Illness, however, along with anger, prevent her, at least temporarily. After finally sleeping with a client who won't leave his wife, Keiko turns down Komatsu's proposal and ultimate ascends the stairs, presenting a happy face to new clients.
When A Woman Ascends the Stairs is a sharp critique of gender roles in Japanese society, one where women must put on a happy face to men who may or may not care for them in order to survive. The men are interested almost wholly in being catered to and entertained, but the private struggles of the women is of little importance.
Even Komatsu, perhaps the most sympathetic of the men, isn't above having sex with Junko (Reiko Dan), another bar hostess whom Keiko serves as unofficial mentor in the demimonde of neo-geisha. He sleeps with her to get information about Keiko, even though Junko sees him in a more romantic light. Naïve and upbeat, Junko wants a marriage but doesn't seem to mind being a hostess if it leads to a wealthy husband. Even a single tryst with Komatsu will make her happy.
It won't make Keiko happy though, and When A Woman Ascends the Stairs succeeds because of Hideko Takamine. Her performance is extraordinary, eliciting sympathy and strength in equal turns. Takamine does not make Keiko a victim but it also does not glorify her as a feminist. Instead, she makes Keiko a survivor, who cares about her fellow bar hostesses but who keeps a rich but private world separate from her work. Her performance is pitch-perfect, from when she denies a true story of her placing a love letter in her late husband's urn to telling off the man who drove Yuri to suicide (intentional or not).
Keiko is a strong woman, who has dreams but also private pains. You want her to succeed, but whether her last moment where she "happily" greets clients is a triumph or a fall is up to the viewer. Despite whatever life throws at her, she maintains her own honor and pride. "I love you but I prefer a husband," she tells her potential benefactor, showing she can't be bought even by what was intended as an act of kindness; when she returns his stock certificates at the train station with his wife present.

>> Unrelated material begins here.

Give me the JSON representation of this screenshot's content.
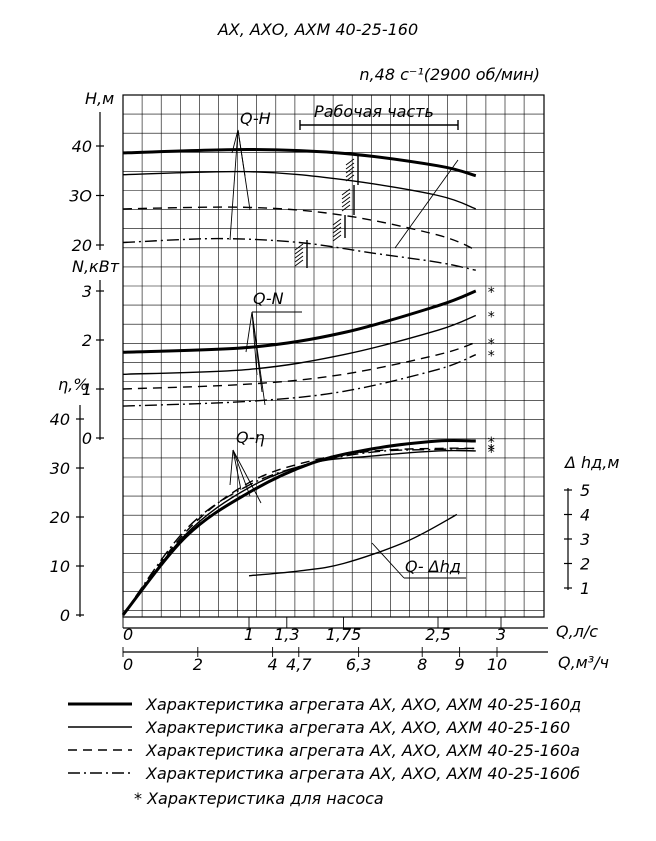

Though a smaller role, Nakadai supports Takamine as Komatsu, the man who privately loves her but who cannot bring himself to say it out loud until it is too late. He carries this torch but also has created a false goddess, idolizing her in a way that is just as regressive as the men Keiko entertains. Reprimanding her for her behavior towards the sleazy businessman, he makes clear what her role is. "You get paid to show men a good time. If you don't like it, take off that kimono and work in an office and starve", he snaps.
Whether he says this as a way to cover his own pain about her not seeing his ardor for her or because she in a way is business one doesn't know, but it makes Komatsu's struggle all the harder.
The film also has a surprisingly light and smooth jazz score, perhaps reflecting the outwardly upbeat but privately hard world it takes place in.
When A Woman Ascends the Stairs feels longer than it is and I wasn't big on Keiko's sporadic voiceover, but those are minor points. It's a well-acted film about how those smiles we get may not be anything more than a graceful performance, an artifice to keep body and soul together.